CVE-2025-28235 is an information disclosure vulnerability affecting the Soundcraft Ui Series digital mixing consoles, specifically the Ui12 and Ui16 models running firmware versions 1.0.7x and 1.0.5x. The vulnerability resides in the /socket.io/1/websocket/ component of the device's firmware. Due to improper handling of sensitive data within this WebSocket endpoint, an unauthenticated remote attacker can access Administrator credentials in plaintext. This flaw allows attackers to retrieve highly sensitive authentication information without requiring any prior authentication or user interaction. The vulnerability has a CVSS v3.1 base score of 7.5, indicating a high severity level, with an attack vector classified as network-based (AV:N), low attack complexity (AC:L), no privileges required (PR:N), and no user interaction needed (UI:N). The impact is limited to confidentiality (C:H), with no direct impact on integrity or availability. The vulnerability is categorized under CWE-200 (Exposure of Sensitive Information to an Unauthorized Actor).
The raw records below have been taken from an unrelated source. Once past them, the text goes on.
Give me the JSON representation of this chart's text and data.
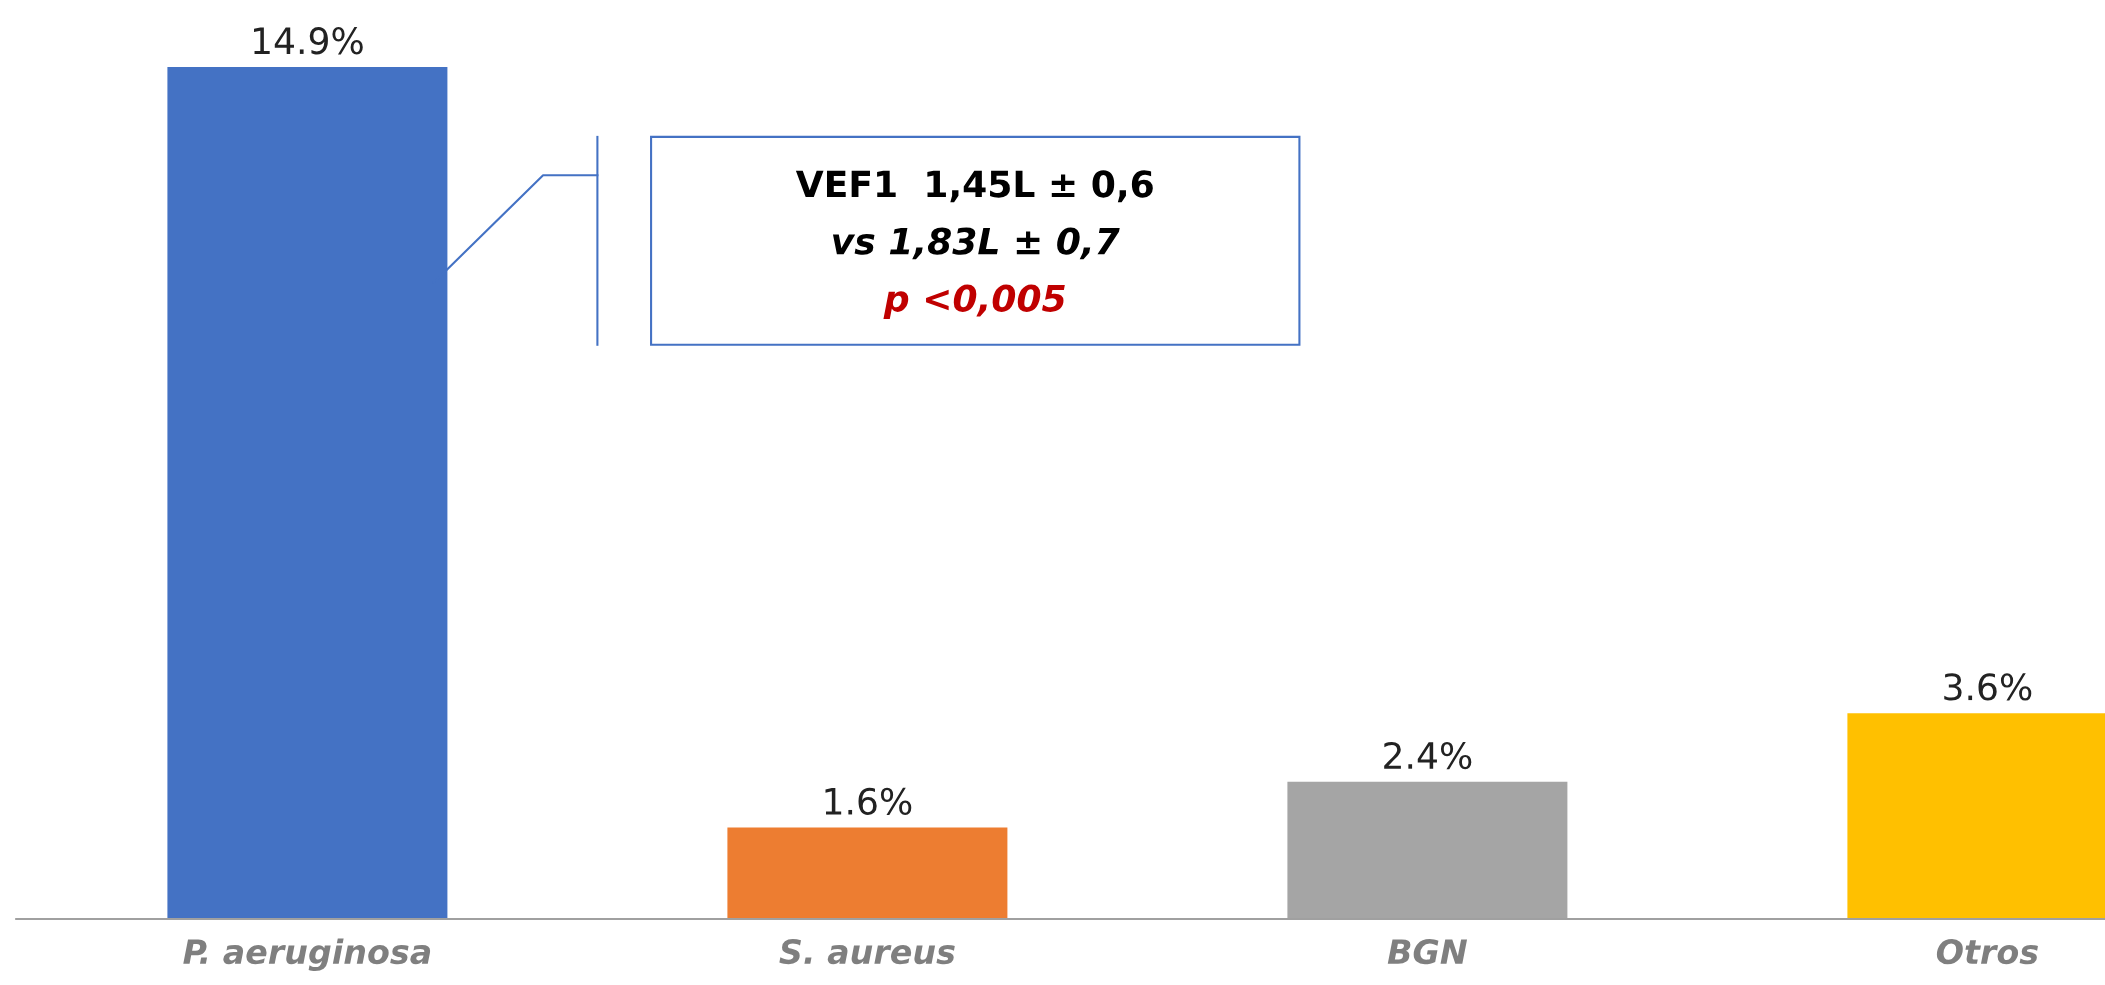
{
  "chart_data": {
    "type": "bar",
    "categories": [
      "P. aeruginosa",
      "S. aureus",
      "BGN",
      "Otros"
    ],
    "values": [
      14.9,
      1.6,
      2.4,
      3.6
    ],
    "colors": [
      "#4472c4",
      "#ed7d31",
      "#a5a5a5",
      "#ffc000"
    ],
    "value_labels": [
      "14.9%",
      "1.6%",
      "2.4%",
      "3.6%"
    ],
    "annotations": [
      "VEF1  1,45L ± 0,6",
      "vs 1,83L ± 0,7",
      "p <0,005"
    ],
    "grid": false,
    "legend": false
  }
}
No patches or mitigations have been officially released at the time of this report, and no known exploits are currently observed in the wild. However, given the nature of the exposed credentials, successful exploitation could lead to unauthorized administrative access to the affected devices, potentially allowing further malicious activities such as configuration changes, interception of audio streams, or pivoting within the network environment where these devices are deployed.
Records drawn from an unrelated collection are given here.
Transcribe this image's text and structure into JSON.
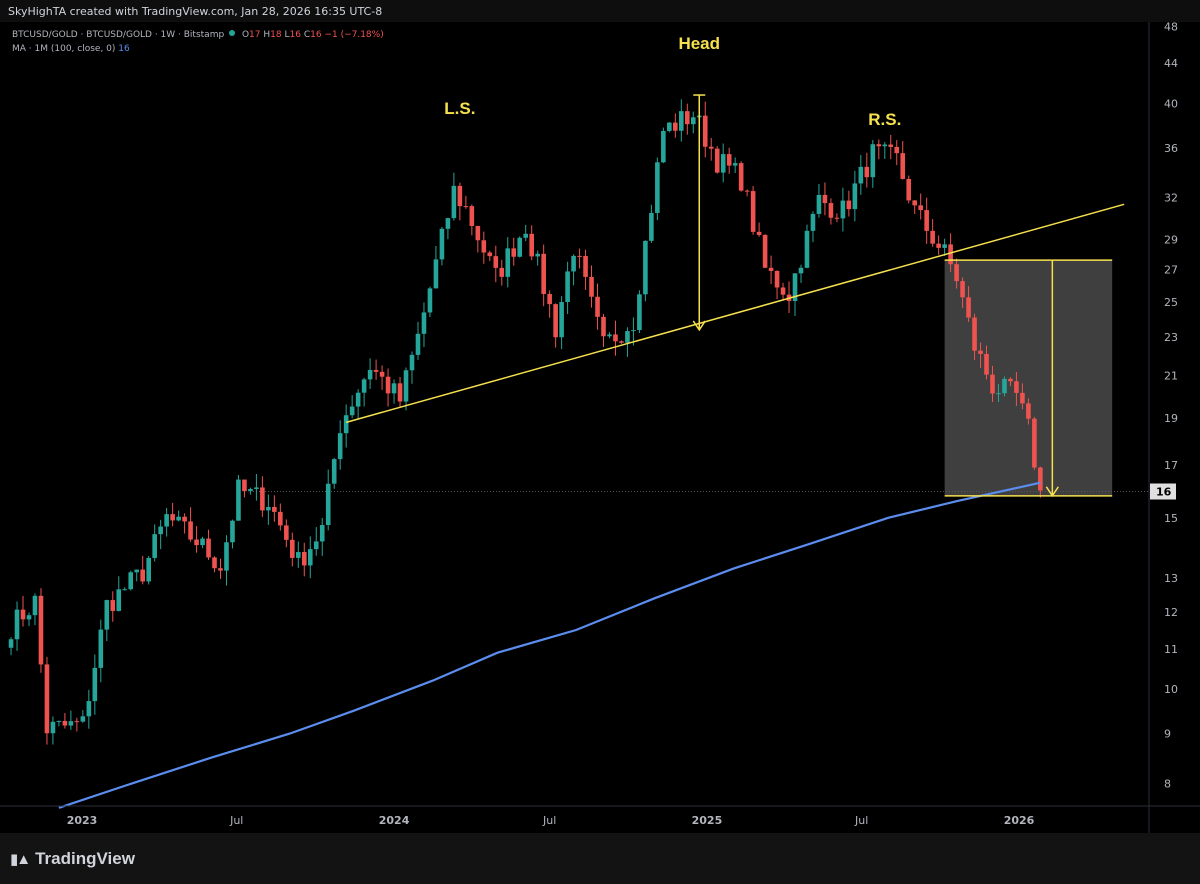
{
  "header": {
    "credit": "SkyHighTA created with TradingView.com, Jan 28, 2026 16:35 UTC-8",
    "symbol": "BTCUSD/GOLD · BTCUSD/GOLD · 1W · Bitstamp",
    "o_label": "O",
    "o_value": "17",
    "h_label": "H",
    "h_value": "18",
    "l_label": "L",
    "l_value": "16",
    "c_label": "C",
    "c_value": "16",
    "change": "−1 (−7.18%)",
    "ma_label": "MA · 1M (100, close, 0)",
    "ma_value": "16"
  },
  "footer": {
    "brand": "TradingView",
    "logo": "tradingview-logo-icon"
  },
  "colors": {
    "up": "#26a69a",
    "down": "#ef5350",
    "ma": "#5b8dee",
    "annotation": "#f5e04e",
    "price_tag": "#e0e0e0",
    "projection_box": "#4a4a4a"
  },
  "chart_data": {
    "type": "candlestick",
    "scale": "log",
    "timeframe": "1W",
    "ylim": [
      7.6,
      48.5
    ],
    "y_ticks": [
      48,
      44,
      40,
      36,
      32,
      29,
      27,
      25,
      23,
      21,
      19,
      17,
      15,
      13,
      12,
      11,
      10,
      9,
      8
    ],
    "x_ticks": [
      {
        "label": "2023",
        "date": "2023-01-01"
      },
      {
        "label": "Jul",
        "date": "2023-07-01"
      },
      {
        "label": "2024",
        "date": "2024-01-01"
      },
      {
        "label": "Jul",
        "date": "2024-07-01"
      },
      {
        "label": "2025",
        "date": "2025-01-01"
      },
      {
        "label": "Jul",
        "date": "2025-07-01"
      },
      {
        "label": "2026",
        "date": "2026-01-01"
      }
    ],
    "last_price": 16,
    "anchors": [
      [
        "2022-10-10",
        11.6
      ],
      [
        "2022-11-07",
        12.3
      ],
      [
        "2022-11-21",
        9.1
      ],
      [
        "2023-01-02",
        9.2
      ],
      [
        "2023-01-30",
        12.2
      ],
      [
        "2023-03-13",
        13.2
      ],
      [
        "2023-04-10",
        15.0
      ],
      [
        "2023-05-15",
        14.2
      ],
      [
        "2023-06-12",
        13.4
      ],
      [
        "2023-07-03",
        16.0
      ],
      [
        "2023-08-07",
        15.6
      ],
      [
        "2023-09-11",
        13.5
      ],
      [
        "2023-10-09",
        14.6
      ],
      [
        "2023-10-30",
        18.7
      ],
      [
        "2023-12-04",
        21.5
      ],
      [
        "2024-01-08",
        19.8
      ],
      [
        "2024-01-29",
        23.0
      ],
      [
        "2024-03-11",
        32.5
      ],
      [
        "2024-03-25",
        31.2
      ],
      [
        "2024-04-29",
        26.5
      ],
      [
        "2024-06-03",
        30.0
      ],
      [
        "2024-07-08",
        23.5
      ],
      [
        "2024-07-29",
        28.5
      ],
      [
        "2024-09-02",
        22.5
      ],
      [
        "2024-10-07",
        24.0
      ],
      [
        "2024-11-11",
        37.5
      ],
      [
        "2024-12-16",
        39.0
      ],
      [
        "2025-01-13",
        35.0
      ],
      [
        "2025-02-10",
        33.5
      ],
      [
        "2025-03-10",
        27.0
      ],
      [
        "2025-04-07",
        25.5
      ],
      [
        "2025-05-12",
        31.8
      ],
      [
        "2025-06-09",
        31.0
      ],
      [
        "2025-07-14",
        35.5
      ],
      [
        "2025-08-11",
        35.0
      ],
      [
        "2025-09-01",
        31.0
      ],
      [
        "2025-10-06",
        28.0
      ],
      [
        "2025-10-20",
        26.5
      ],
      [
        "2025-11-10",
        22.5
      ],
      [
        "2025-12-01",
        20.5
      ],
      [
        "2025-12-29",
        20.0
      ],
      [
        "2026-01-12",
        18.5
      ],
      [
        "2026-01-26",
        16.0
      ]
    ],
    "ma_series": {
      "name": "MA (100, close, 0)",
      "points": [
        [
          "2022-12-05",
          7.55
        ],
        [
          "2023-03-01",
          8.0
        ],
        [
          "2023-06-01",
          8.5
        ],
        [
          "2023-09-01",
          9.0
        ],
        [
          "2023-11-15",
          9.5
        ],
        [
          "2024-02-15",
          10.2
        ],
        [
          "2024-05-01",
          10.9
        ],
        [
          "2024-08-01",
          11.5
        ],
        [
          "2024-11-01",
          12.4
        ],
        [
          "2025-02-01",
          13.3
        ],
        [
          "2025-05-01",
          14.1
        ],
        [
          "2025-08-01",
          15.0
        ],
        [
          "2025-10-20",
          15.6
        ],
        [
          "2026-01-26",
          16.3
        ]
      ]
    },
    "annotations": [
      {
        "text": "L.S.",
        "date": "2024-03-18",
        "price": 39
      },
      {
        "text": "Head",
        "date": "2024-12-23",
        "price": 45.5
      },
      {
        "text": "R.S.",
        "date": "2025-07-28",
        "price": 38
      }
    ],
    "neckline": {
      "from": [
        "2023-11-06",
        18.8
      ],
      "to": [
        "2026-05-04",
        31.5
      ]
    },
    "head_measure": {
      "date": "2024-12-23",
      "from": 40.8,
      "to": 23.4
    },
    "target_box": {
      "from_date": "2025-10-06",
      "to_date": "2026-04-20",
      "top": 27.6,
      "bottom": 15.8
    },
    "target_arrow": {
      "date": "2026-02-09",
      "from": 27.6,
      "to": 15.8
    }
  }
}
For European organizations, especially those in the media, entertainment, live event production, and broadcasting sectors, this vulnerability poses a significant risk. Soundcraft Ui Series consoles are widely used in professional audio environments, including concert venues, theaters, conference centers, and broadcast studios. Unauthorized access to administrator credentials could lead to compromise of audio control systems, disruption of live events, or unauthorized surveillance through audio streams. Additionally, these devices often reside within corporate or institutional networks, so attackers gaining administrative access could use them as footholds for lateral movement or data exfiltration. The confidentiality breach of administrator credentials undermines trust in the security of critical audio infrastructure and could result in reputational damage, operational disruptions, and financial losses. Given the network-exposed nature of the vulnerability and lack of required authentication, attackers can exploit this remotely, increasing the risk for organizations with internet-facing or poorly segmented audio equipment networks.
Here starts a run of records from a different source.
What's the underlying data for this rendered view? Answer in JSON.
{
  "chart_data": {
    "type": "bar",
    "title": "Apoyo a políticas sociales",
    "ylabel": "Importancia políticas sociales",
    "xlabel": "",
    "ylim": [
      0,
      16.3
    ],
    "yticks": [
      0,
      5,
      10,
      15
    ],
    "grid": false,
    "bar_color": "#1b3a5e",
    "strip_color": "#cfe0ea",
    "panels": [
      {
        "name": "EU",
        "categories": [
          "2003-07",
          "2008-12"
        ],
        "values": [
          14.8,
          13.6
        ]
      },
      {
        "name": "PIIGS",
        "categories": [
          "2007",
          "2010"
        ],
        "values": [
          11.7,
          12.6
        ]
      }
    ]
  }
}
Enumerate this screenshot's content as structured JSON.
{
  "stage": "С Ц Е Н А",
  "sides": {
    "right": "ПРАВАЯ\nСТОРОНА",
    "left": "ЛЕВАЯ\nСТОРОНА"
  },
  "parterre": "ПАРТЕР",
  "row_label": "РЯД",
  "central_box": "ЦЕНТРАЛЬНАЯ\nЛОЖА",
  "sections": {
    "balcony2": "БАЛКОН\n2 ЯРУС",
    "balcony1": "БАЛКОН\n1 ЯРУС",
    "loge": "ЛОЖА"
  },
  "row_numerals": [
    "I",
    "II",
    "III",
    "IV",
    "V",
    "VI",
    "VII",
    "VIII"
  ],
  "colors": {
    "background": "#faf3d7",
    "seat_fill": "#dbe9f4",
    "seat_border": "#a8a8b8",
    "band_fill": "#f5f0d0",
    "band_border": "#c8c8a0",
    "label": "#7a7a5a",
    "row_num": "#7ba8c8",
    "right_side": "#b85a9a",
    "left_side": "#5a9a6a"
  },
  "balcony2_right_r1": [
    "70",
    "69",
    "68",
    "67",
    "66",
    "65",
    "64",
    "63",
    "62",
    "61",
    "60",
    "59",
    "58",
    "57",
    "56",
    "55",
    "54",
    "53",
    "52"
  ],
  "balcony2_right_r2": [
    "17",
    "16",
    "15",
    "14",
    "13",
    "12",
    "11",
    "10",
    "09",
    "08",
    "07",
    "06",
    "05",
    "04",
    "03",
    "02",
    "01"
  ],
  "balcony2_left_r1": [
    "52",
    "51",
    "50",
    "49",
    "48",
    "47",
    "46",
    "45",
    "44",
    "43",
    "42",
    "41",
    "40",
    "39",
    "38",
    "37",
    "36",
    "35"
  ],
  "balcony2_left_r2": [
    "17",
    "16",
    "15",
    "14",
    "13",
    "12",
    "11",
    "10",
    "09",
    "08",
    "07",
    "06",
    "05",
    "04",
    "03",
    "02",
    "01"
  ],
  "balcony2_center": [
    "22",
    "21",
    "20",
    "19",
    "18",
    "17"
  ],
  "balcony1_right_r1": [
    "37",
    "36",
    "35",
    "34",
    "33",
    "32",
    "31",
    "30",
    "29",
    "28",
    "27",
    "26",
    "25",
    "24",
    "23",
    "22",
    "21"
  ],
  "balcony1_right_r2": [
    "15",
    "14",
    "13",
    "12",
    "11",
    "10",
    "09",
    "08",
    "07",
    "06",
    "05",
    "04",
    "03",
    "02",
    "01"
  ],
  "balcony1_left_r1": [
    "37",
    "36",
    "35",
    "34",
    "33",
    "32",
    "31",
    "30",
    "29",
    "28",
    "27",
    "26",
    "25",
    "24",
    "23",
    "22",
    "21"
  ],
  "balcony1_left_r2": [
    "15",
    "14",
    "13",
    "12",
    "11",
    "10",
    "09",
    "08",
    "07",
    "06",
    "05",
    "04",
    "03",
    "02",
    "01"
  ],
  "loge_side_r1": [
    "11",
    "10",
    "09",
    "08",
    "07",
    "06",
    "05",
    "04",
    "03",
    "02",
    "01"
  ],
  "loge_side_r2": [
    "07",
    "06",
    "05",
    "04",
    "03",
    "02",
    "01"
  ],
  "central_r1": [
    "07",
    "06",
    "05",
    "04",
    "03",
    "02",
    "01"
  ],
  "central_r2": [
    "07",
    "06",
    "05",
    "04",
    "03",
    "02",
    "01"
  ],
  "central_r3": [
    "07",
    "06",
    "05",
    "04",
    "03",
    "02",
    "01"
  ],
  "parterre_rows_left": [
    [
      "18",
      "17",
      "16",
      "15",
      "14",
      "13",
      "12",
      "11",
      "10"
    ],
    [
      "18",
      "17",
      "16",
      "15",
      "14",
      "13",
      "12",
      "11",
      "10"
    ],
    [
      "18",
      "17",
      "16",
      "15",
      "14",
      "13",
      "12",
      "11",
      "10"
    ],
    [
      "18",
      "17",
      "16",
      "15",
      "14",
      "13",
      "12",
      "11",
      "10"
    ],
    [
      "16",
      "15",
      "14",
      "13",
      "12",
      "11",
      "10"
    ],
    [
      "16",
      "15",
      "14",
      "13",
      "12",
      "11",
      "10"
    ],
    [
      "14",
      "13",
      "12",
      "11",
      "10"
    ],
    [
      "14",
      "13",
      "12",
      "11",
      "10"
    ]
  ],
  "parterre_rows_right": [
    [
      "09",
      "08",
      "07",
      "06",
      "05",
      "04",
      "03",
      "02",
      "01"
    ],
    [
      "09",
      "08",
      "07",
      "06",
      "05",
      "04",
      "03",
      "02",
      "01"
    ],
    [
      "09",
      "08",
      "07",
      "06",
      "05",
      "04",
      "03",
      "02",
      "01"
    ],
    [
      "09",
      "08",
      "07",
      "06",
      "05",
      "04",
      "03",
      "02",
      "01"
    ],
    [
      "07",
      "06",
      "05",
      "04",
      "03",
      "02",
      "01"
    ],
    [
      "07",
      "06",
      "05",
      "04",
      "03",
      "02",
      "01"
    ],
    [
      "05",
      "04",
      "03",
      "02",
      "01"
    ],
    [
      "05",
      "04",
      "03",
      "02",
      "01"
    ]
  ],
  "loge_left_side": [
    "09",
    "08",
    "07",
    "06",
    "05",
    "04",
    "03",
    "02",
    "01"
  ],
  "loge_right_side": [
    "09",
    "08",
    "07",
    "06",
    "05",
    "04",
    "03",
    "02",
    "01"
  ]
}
1. Network Segmentation: Immediately isolate Soundcraft Ui12 and Ui16 devices from public internet access and restrict their network exposure to trusted internal segments only. 2. Access Controls: Implement strict firewall rules to limit access to the /socket.io/1/websocket/ endpoint to authorized management workstations or VLANs. 3. Monitoring and Logging: Enable detailed logging on network devices and monitor for unusual access patterns to the affected WebSocket endpoint, including repeated or anomalous connection attempts. 4. Credential Rotation: Proactively change administrator credentials on all affected devices to strong, unique passwords to limit the window of exposure. 5. Vendor Engagement: Engage with the device vendor or authorized support channels to obtain firmware updates or patches as soon as they become available. 6. Temporary Workarounds: If possible, disable or restrict the WebSocket service or the vulnerable endpoint until a patch is released. 7. Incident Response Preparedness: Prepare to respond to potential compromise scenarios involving these devices, including forensic analysis and network containment procedures. 8. Physical Security: Ensure physical access to the devices is controlled to prevent local exploitation or tampering.